Asger Holm (Jakob Cedegren) is having what could be described charitably as a bad day. He’s a police officer, answering emergency calls when he feels he should be out on the streets, knowing that tomorrow he’ll be in court for a trial that could have powerful long-term consequences on his life and career. There’s an element of the everyman action hero about him; he’s more John McClane than James Bond. Asger is, in simple terms, a good man trying to do the right thing. Or at least that’s what he tells himself.

The Guilty lives and dies on Cedergren’s performance; he’s on screen almost uninterrupted for the duration of the film. Cedergren manages to do more than just carry the film on his shoulders; this is more than just a performance showcase. He dives deep into the uncertainty and self-denial that drives Asger, making him at once tragic and infuriating.

Just as his shift is winding down, Asger receives a phone call from a kidnapped woman. The woman, Iben (Jessica Dinnage), talks to Asger as if he were her child, doing all that she can to avoid tipping off the person who has taken her. Iben is never seen, only heard. For better or worse her character is filtered entirely through Asger’s perception of her. In The Guilty, all roads lead back to Asger, and the most interesting, contradictory, and dangerous road is Iben.

When the call disconnects, Asger tries to frantically to get back on the phone with this woman, his conversations darting between his boss, different precincts, and his old partner. He stays after his shift ends to try and find her, to try and help however he can. After all, Asger is just a good guy, trying to be the right thing. In the classic John McClane way, he’s an ordinary hero thrown into extraordinary circumstances. Or at least that’s what he tells himself.

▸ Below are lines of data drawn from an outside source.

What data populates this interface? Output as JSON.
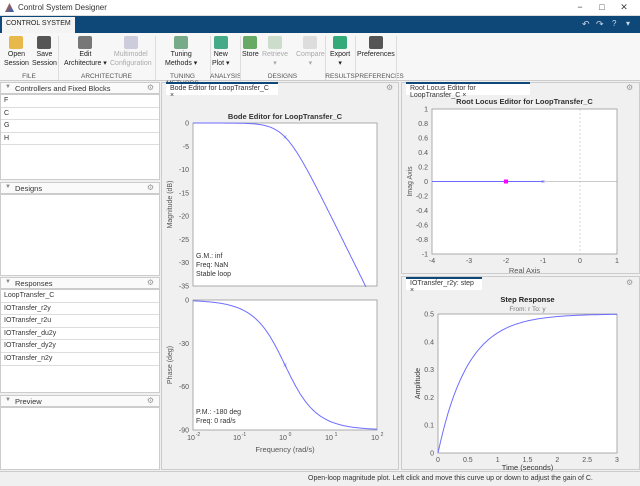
{
  "window": {
    "title": "Control System Designer",
    "controls": [
      "−",
      "□",
      "✕"
    ]
  },
  "ribbon": {
    "tab": "CONTROL SYSTEM",
    "buttons": [
      {
        "id": "open",
        "label1": "Open",
        "label2": "Session",
        "icon": "folder-icon",
        "enabled": true
      },
      {
        "id": "save",
        "label1": "Save",
        "label2": "Session",
        "icon": "save-icon",
        "enabled": true
      },
      {
        "id": "edit",
        "label1": "Edit",
        "label2": "Architecture ▾",
        "icon": "architecture-icon",
        "enabled": true
      },
      {
        "id": "multimodel",
        "label1": "Multimodel",
        "label2": "Configuration",
        "icon": "multimodel-icon",
        "enabled": false
      },
      {
        "id": "tuning",
        "label1": "Tuning",
        "label2": "Methods ▾",
        "icon": "tuning-icon",
        "enabled": true
      },
      {
        "id": "newplot",
        "label1": "New",
        "label2": "Plot ▾",
        "icon": "new-plot-icon",
        "enabled": true
      },
      {
        "id": "store",
        "label1": "Store",
        "label2": "",
        "icon": "store-icon",
        "enabled": true
      },
      {
        "id": "retrieve",
        "label1": "Retrieve",
        "label2": "▾",
        "icon": "retrieve-icon",
        "enabled": false
      },
      {
        "id": "compare",
        "label1": "Compare",
        "label2": "▾",
        "icon": "compare-icon",
        "enabled": false
      },
      {
        "id": "export",
        "label1": "Export",
        "label2": "▾",
        "icon": "export-icon",
        "enabled": true
      },
      {
        "id": "prefs",
        "label1": "Preferences",
        "label2": "",
        "icon": "gear-icon",
        "enabled": true
      }
    ],
    "groups": [
      "FILE",
      "ARCHITECTURE",
      "TUNING METHODS",
      "ANALYSIS",
      "DESIGNS",
      "RESULTS",
      "PREFERENCES"
    ]
  },
  "left": {
    "controllers": {
      "title": "Controllers and Fixed Blocks",
      "items": [
        "F",
        "C",
        "G",
        "H"
      ]
    },
    "designs": {
      "title": "Designs",
      "items": []
    },
    "responses": {
      "title": "Responses",
      "items": [
        "LoopTransfer_C",
        "IOTransfer_r2y",
        "IOTransfer_r2u",
        "IOTransfer_du2y",
        "IOTransfer_dy2y",
        "IOTransfer_n2y"
      ]
    },
    "preview": {
      "title": "Preview"
    }
  },
  "tabs": {
    "bode": "Bode Editor for LoopTransfer_C",
    "rlocus": "Root Locus Editor for LoopTransfer_C",
    "step": "IOTransfer_r2y: step"
  },
  "status": "Open-loop magnitude plot. Left click and move this curve up or down to adjust the gain of C.",
  "colors": {
    "accent": "#0e4878",
    "curve": "#6d6dff",
    "closed_loop_pole": "#ff00ff"
  },
  "chart_data": [
    {
      "type": "line",
      "title": "Bode Editor for LoopTransfer_C",
      "ylabel": "Magnitude (dB)",
      "xscale": "log",
      "xlim": [
        0.01,
        100
      ],
      "ylim": [
        -35,
        0
      ],
      "yticks": [
        "0",
        "-5",
        "-10",
        "-15",
        "-20",
        "-25",
        "-30",
        "-35"
      ],
      "series": [
        {
          "transfer_function": "1/(s+1)",
          "marker_at": 1
        }
      ],
      "annotations": [
        "G.M.: inf",
        "Freq: NaN",
        "Stable loop"
      ]
    },
    {
      "type": "line",
      "ylabel": "Phase (deg)",
      "xlabel": "Frequency (rad/s)",
      "xscale": "log",
      "xlim": [
        0.01,
        100
      ],
      "ylim": [
        -90,
        0
      ],
      "yticks": [
        "0",
        "-30",
        "-60",
        "-90"
      ],
      "xticks": [
        "10",
        "10",
        "10",
        "10",
        "10"
      ],
      "xtick_exponents": [
        "-2",
        "-1",
        "0",
        "1",
        "2"
      ],
      "annotations": [
        "P.M.: -180 deg",
        "Freq: 0 rad/s"
      ]
    },
    {
      "type": "scatter",
      "title": "Root Locus Editor for LoopTransfer_C",
      "xlabel": "Real Axis",
      "ylabel": "Imag Axis",
      "xlim": [
        -4,
        1
      ],
      "ylim": [
        -1,
        1
      ],
      "xticks": [
        "-4",
        "-3",
        "-2",
        "-1",
        "0",
        "1"
      ],
      "yticks": [
        "1",
        "0.8",
        "0.6",
        "0.4",
        "0.2",
        "0",
        "-0.2",
        "-0.4",
        "-0.6",
        "-0.8",
        "-1"
      ],
      "open_loop_poles": [
        [
          -1,
          0
        ]
      ],
      "closed_loop_poles": [
        [
          -2,
          0
        ]
      ],
      "locus": [
        [
          -4,
          0
        ],
        [
          -1,
          0
        ]
      ]
    },
    {
      "type": "line",
      "title": "Step Response",
      "subtitle": "From: r  To: y",
      "xlabel": "Time (seconds)",
      "ylabel": "Amplitude",
      "xlim": [
        0,
        3
      ],
      "ylim": [
        0,
        0.5
      ],
      "xticks": [
        "0",
        "0.5",
        "1",
        "1.5",
        "2",
        "2.5",
        "3"
      ],
      "yticks": [
        "0",
        "0.1",
        "0.2",
        "0.3",
        "0.4",
        "0.5"
      ],
      "series": [
        {
          "formula": "0.5*(1-exp(-2t))"
        }
      ]
    }
  ]
}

As the film goes on, and the mystery of the kidnapping unfolds, the things that Asger discovers about what’s going on around him force him to reconsider his actions, his choices, and the way that he views himself. In a moment of desperation near the film’s climax, he confesses something that completely changes the way in which he is perceived, revealing a different side of him to the selfless hero that he presents himself as for much of the film.

We tell ourselves stories in order to live. The man on the other end of the phone will help us. People in positions of power will do the right thing. Justice will be done. Unfortunately, this isn’t always true, and sometimes these stories are only that: stories. And telling them makes things easier to bear. Stories are compelling, they can offer escapism, and are often easy to get lost in. Something akin to this happens in The Guilty; Asger is lost in the stories that he is told or telling, from the things that he will say in court, to what he hears on the other end of the phone. These stories help him live, but won’t always allow him to find a peaceful life.

The Guilty screens at the BFI London Film Festival on 11, 12 and 19 October 2018.